3) Sortie de la religion de l’économie :

Ces derniers jours, on pouvait lire un peu partout ce titre : « Le changement climatique menace l'économie* ». Cela est symptomatique de la religion de l’économie dans laquelle nous sommes tombés, la cause devenant la conséquence. En effet, c’est notre modèle économique, toxico-dépendant à la croissance qui menace des conditions de vie soutenables sur terre et non le contraire. Pour citer Mark Twain, lorsque l’on a un marteau dans la tête, on voit tous les problèmes sous forme de clous. Notre marteau, c’est l’économie.

Ainsi, l’enjeu ici est remettre l’économie à sa place, la ré-encastrer. Deux lignes de propositions concrètes :

- étudions la mise en place, partout, de monnaies locales ou complémentaires, fondantes, c’est-à-dire avec une valeur limités dans le temps, donc non spéculatives, et dédiée à des services et produits locaux et soutenables. Cette dynamique existe déjà, à petite échelle et les résultats sont remarquables.

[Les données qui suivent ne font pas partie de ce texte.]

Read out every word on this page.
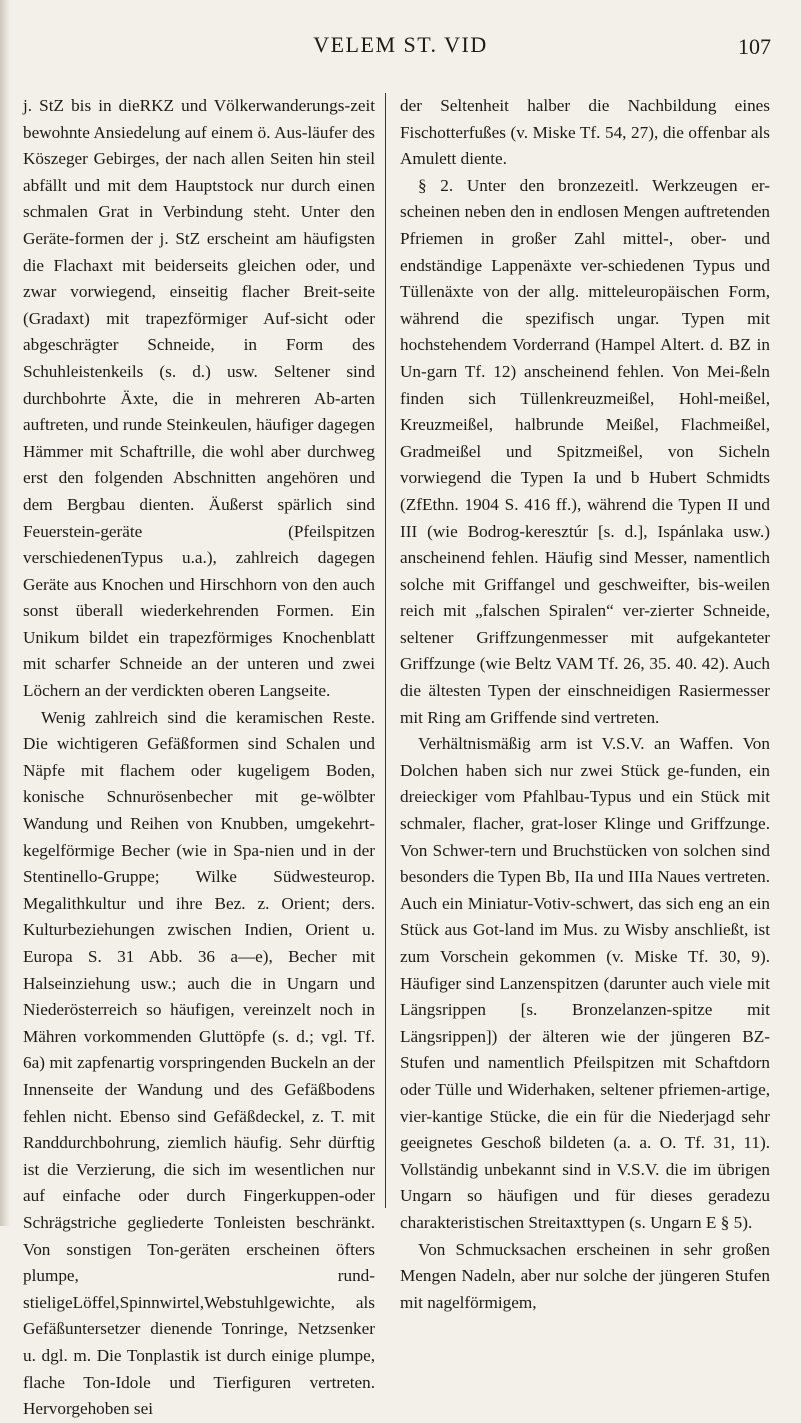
VELEM ST. VID	107

j. StZ bis in dieRKZ und Völkerwanderungs-zeit bewohnte Ansiedelung auf einem ö. Aus-läufer des Köszeger Gebirges, der nach allen Seiten hin steil abfällt und mit dem Hauptstock nur durch einen schmalen Grat in Verbindung steht. Unter den Geräte-formen der j. StZ erscheint am häufigsten die Flachaxt mit beiderseits gleichen oder, und zwar vorwiegend, einseitig flacher Breit-seite (Gradaxt) mit trapezförmiger Auf-sicht oder abgeschrägter Schneide, in Form des Schuhleistenkeils (s. d.) usw. Seltener sind durchbohrte Äxte, die in mehreren Ab-arten auftreten, und runde Steinkeulen, häufiger dagegen Hämmer mit Schaftrille, die wohl aber durchweg erst den folgenden Abschnitten angehören und dem Bergbau dienten. Äußerst spärlich sind Feuerstein-geräte (Pfeilspitzen verschiedenenTypus u.a.), zahlreich dagegen Geräte aus Knochen und Hirschhorn von den auch sonst überall wiederkehrenden Formen. Ein Unikum bildet ein trapezförmiges Knochenblatt mit scharfer Schneide an der unteren und zwei Löchern an der verdickten oberen Langseite.

Wenig zahlreich sind die keramischen Reste. Die wichtigeren Gefäßformen sind Schalen und Näpfe mit flachem oder kugeligem Boden, konische Schnurösenbecher mit ge-wölbter Wandung und Reihen von Knubben, umgekehrt-kegelförmige Becher (wie in Spa-nien und in der Stentinello-Gruppe; Wilke Südwesteurop. Megalithkultur und ihre Bez. z. Orient; ders. Kulturbeziehungen zwischen Indien, Orient u. Europa S. 31 Abb. 36 a—e), Becher mit Halseinziehung usw.; auch die in Ungarn und Niederösterreich so häufigen, vereinzelt noch in Mähren vorkommenden Gluttöpfe (s. d.; vgl. Tf. 6a) mit zapfenartig vorspringenden Buckeln an der Innenseite der Wandung und des Gefäßbodens fehlen nicht. Ebenso sind Gefäßdeckel, z. T. mit Randdurchbohrung, ziemlich häufig. Sehr dürftig ist die Verzierung, die sich im wesentlichen nur auf einfache oder durch Fingerkuppen-oder Schrägstriche gegliederte Tonleisten beschränkt. Von sonstigen Ton-geräten erscheinen öfters plumpe, rund-stieligeLöffel,Spinnwirtel,Webstuhlgewichte, als Gefäßuntersetzer dienende Tonringe, Netzsenker u. dgl. m. Die Tonplastik ist durch einige plumpe, flache Ton-Idole und Tierfiguren vertreten. Hervorgehoben sei

der Seltenheit halber die Nachbildung eines Fischotterfußes (v. Miske Tf. 54, 27), die offenbar als Amulett diente.

§ 2. Unter den bronzezeitl. Werkzeugen er-scheinen neben den in endlosen Mengen auftretenden Pfriemen in großer Zahl mittel-, ober- und endständige Lappenäxte ver-schiedenen Typus und Tüllenäxte von der allg. mitteleuropäischen Form, während die spezifisch ungar. Typen mit hochstehendem Vorderrand (Hampel Altert. d. BZ in Un-garn Tf. 12) anscheinend fehlen. Von Mei-ßeln finden sich Tüllenkreuzmeißel, Hohl-meißel, Kreuzmeißel, halbrunde Meißel, Flachmeißel, Gradmeißel und Spitzmeißel, von Sicheln vorwiegend die Typen Ia und b Hubert Schmidts (ZfEthn. 1904 S. 416 ff.), während die Typen II und III (wie Bodrog-keresztúr [s. d.], Ispánlaka usw.) anscheinend fehlen. Häufig sind Messer, namentlich solche mit Griffangel und geschweifter, bis-weilen reich mit „falschen Spiralen“ ver-zierter Schneide, seltener Griffzungenmesser mit aufgekanteter Griffzunge (wie Beltz VAM Tf. 26, 35. 40. 42). Auch die ältesten Typen der einschneidigen Rasiermesser mit Ring am Griffende sind vertreten.

Verhältnismäßig arm ist V.S.V. an Waffen. Von Dolchen haben sich nur zwei Stück ge-funden, ein dreieckiger vom Pfahlbau-Typus und ein Stück mit schmaler, flacher, grat-loser Klinge und Griffzunge. Von Schwer-tern und Bruchstücken von solchen sind besonders die Typen Bb, IIa und IIIa Naues vertreten. Auch ein Miniatur-Votiv-schwert, das sich eng an ein Stück aus Got-land im Mus. zu Wisby anschließt, ist zum Vorschein gekommen (v. Miske Tf. 30, 9). Häufiger sind Lanzenspitzen (darunter auch viele mit Längsrippen [s. Bronzelanzen-spitze mit Längsrippen]) der älteren wie der jüngeren BZ-Stufen und namentlich Pfeilspitzen mit Schaftdorn oder Tülle und Widerhaken, seltener pfriemen-artige, vier-kantige Stücke, die ein für die Niederjagd sehr geeignetes Geschoß bildeten (a. a. O. Tf. 31, 11). Vollständig unbekannt sind in V.S.V. die im übrigen Ungarn so häufigen und für dieses geradezu charakteristischen Streitaxttypen (s. Ungarn E § 5).

Von Schmucksachen erscheinen in sehr großen Mengen Nadeln, aber nur solche der jüngeren Stufen mit nagelförmigem,
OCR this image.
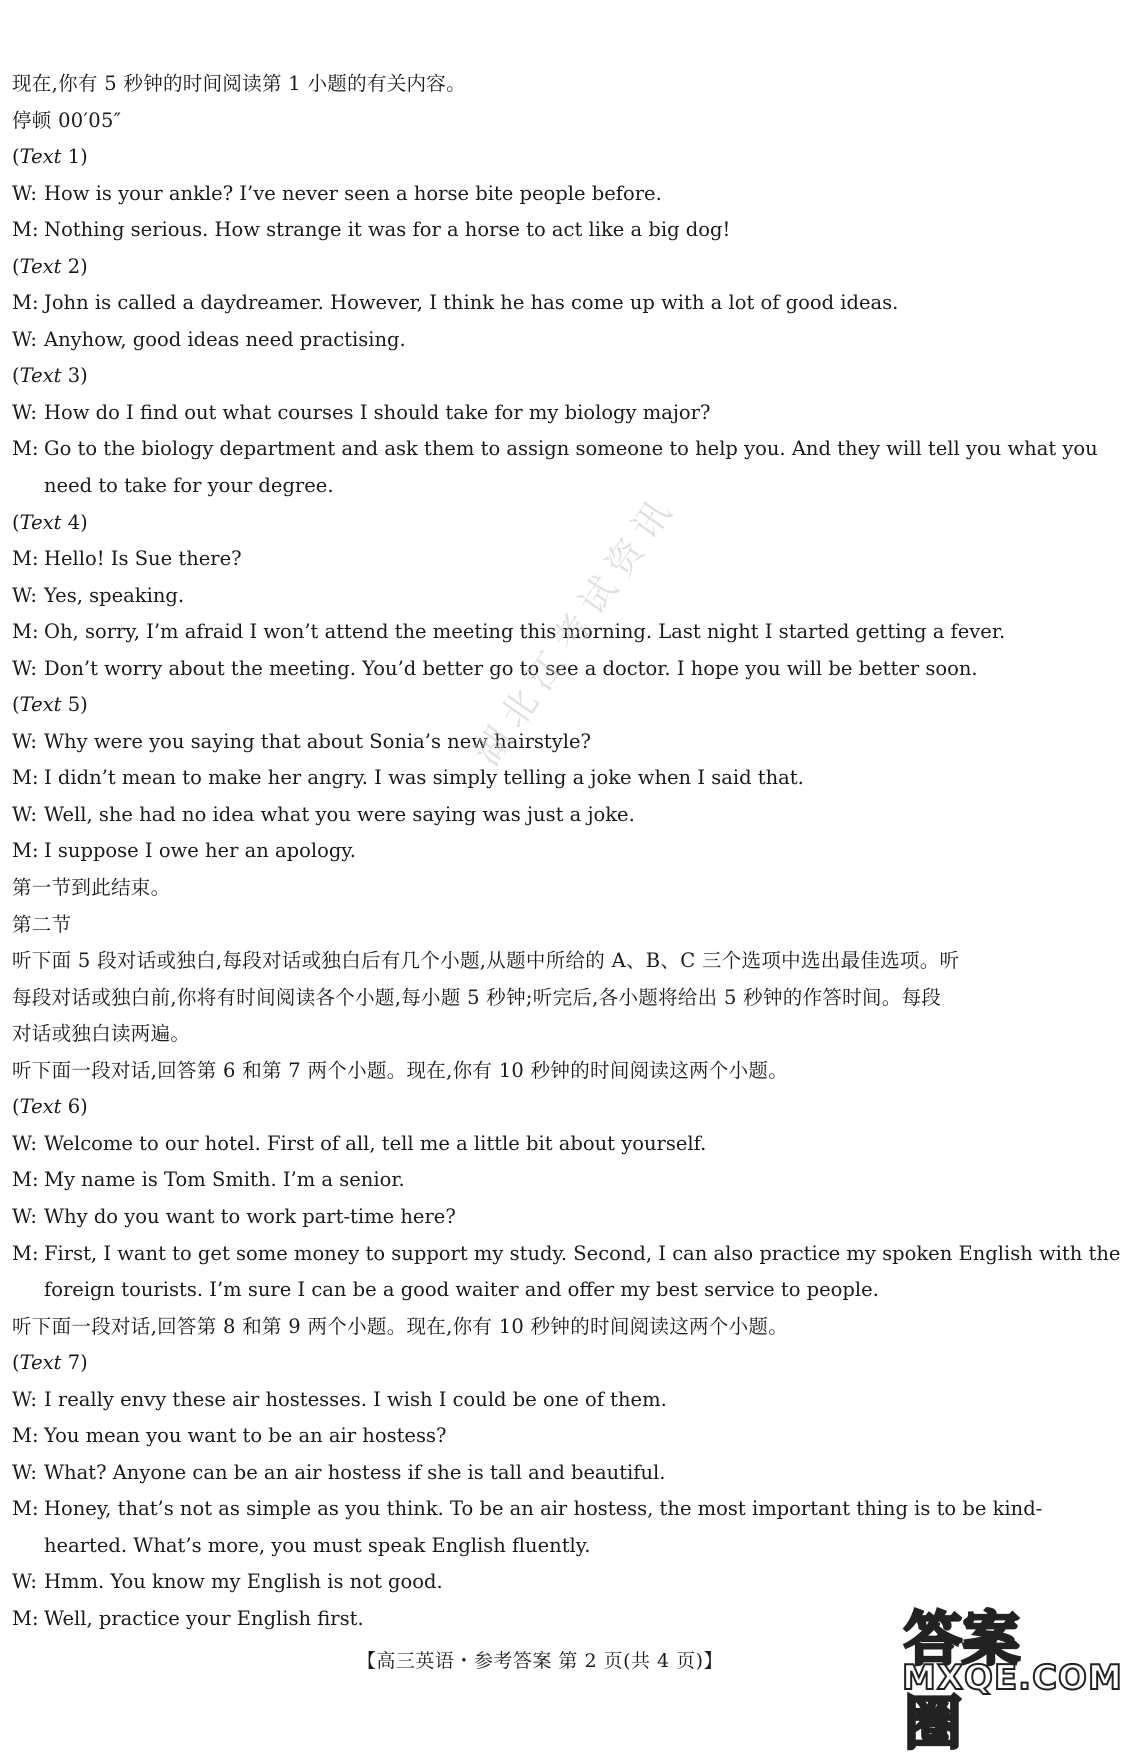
现在,你有 5 秒钟的时间阅读第 1 小题的有关内容。
停顿 00′05″
(Text 1)
W: How is your ankle? I’ve never seen a horse bite people before.
M: Nothing serious. How strange it was for a horse to act like a big dog!
(Text 2)
M: John is called a daydreamer. However, I think he has come up with a lot of good ideas.
W: Anyhow, good ideas need practising.
(Text 3)
W: How do I find out what courses I should take for my biology major?
M: Go to the biology department and ask them to assign someone to help you. And they will tell you what you
need to take for your degree.
(Text 4)
M: Hello! Is Sue there?
W: Yes, speaking.
M: Oh, sorry, I’m afraid I won’t attend the meeting this morning. Last night I started getting a fever.
W: Don’t worry about the meeting. You’d better go to see a doctor. I hope you will be better soon.
(Text 5)
W: Why were you saying that about Sonia’s new hairstyle?
M: I didn’t mean to make her angry. I was simply telling a joke when I said that.
W: Well, she had no idea what you were saying was just a joke.
M: I suppose I owe her an apology.
第一节到此结束。
第二节
听下面 5 段对话或独白,每段对话或独白后有几个小题,从题中所给的 A、B、C 三个选项中选出最佳选项。听
每段对话或独白前,你将有时间阅读各个小题,每小题 5 秒钟;听完后,各小题将给出 5 秒钟的作答时间。每段
对话或独白读两遍。
听下面一段对话,回答第 6 和第 7 两个小题。现在,你有 10 秒钟的时间阅读这两个小题。
(Text 6)
W: Welcome to our hotel. First of all, tell me a little bit about yourself.
M: My name is Tom Smith. I’m a senior.
W: Why do you want to work part-time here?
M: First, I want to get some money to support my study. Second, I can also practice my spoken English with the
foreign tourists. I’m sure I can be a good waiter and offer my best service to people.
听下面一段对话,回答第 8 和第 9 两个小题。现在,你有 10 秒钟的时间阅读这两个小题。
(Text 7)
W: I really envy these air hostesses. I wish I could be one of them.
M: You mean you want to be an air hostess?
W: What? Anyone can be an air hostess if she is tall and beautiful.
M: Honey, that’s not as simple as you think. To be an air hostess, the most important thing is to be kind-
hearted. What’s more, you must speak English fluently.
W: Hmm. You know my English is not good.
M: Well, practice your English first.
湖北江考试资讯
【高三英语・参考答案 第 2 页(共 4 页)】	答案圈
MXQE.COM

Ces monnaies locales peuvent être associées à une réflexion sur la mise en place de gratuités pour le bon-usage, à définir démocratiquement et le renchérissement du mésusage : pourquoi payer le même prix le litre d’eau pour boire ou se laver et le litre d’eau pour laver son SUV ou remplir sa piscine individuelle ?

- mise en place d’audit citoyen de la dette publique et refus de rembourser les parts non-éthiques et illégitimes (aujourd’hui le budget de remboursement représente plus de 40 milliards), couplée à une lutte européenne contre l’évasion fiscale qui représente au moins 60 milliards d’euros rien que pour la France. Et pourquoi pas réfléchir à la mise en place d’un revenu maximum acceptable, en particulier pour libérer les riches de leur mal-être puisqu’il est prouvé qu’au delà d’un niveau de salaire, l’argent ne rend plus heureux.
Nous ne manquons aucunement de moyen !

Ces sommes peuvent être ainsi utilisés pour, entre autres, financer nos vendredi après-midi de dialogue et d’échanges conviviaux afin de passer un cap vers une vraie transition à la hauteur des enjeux. Elle peuvent aussi servir à financer des projets locaux de transition et à nous libérer de nos « bullshit jobs ». 

Les solutions sont là, rendons les visibles pour mieux les mettre en place...

Vincent Liegey, essayiste, chercheur et co-auteur d’Un Projet de Décroissance (Utopia, 2013).

https://www.facebook.com/events/340482030052960/

** Suite à la publication d’un rapport mandaté par le congrès et co-rédigé par 300 scientifiques de 13 agences gouvernementales états-uniennes.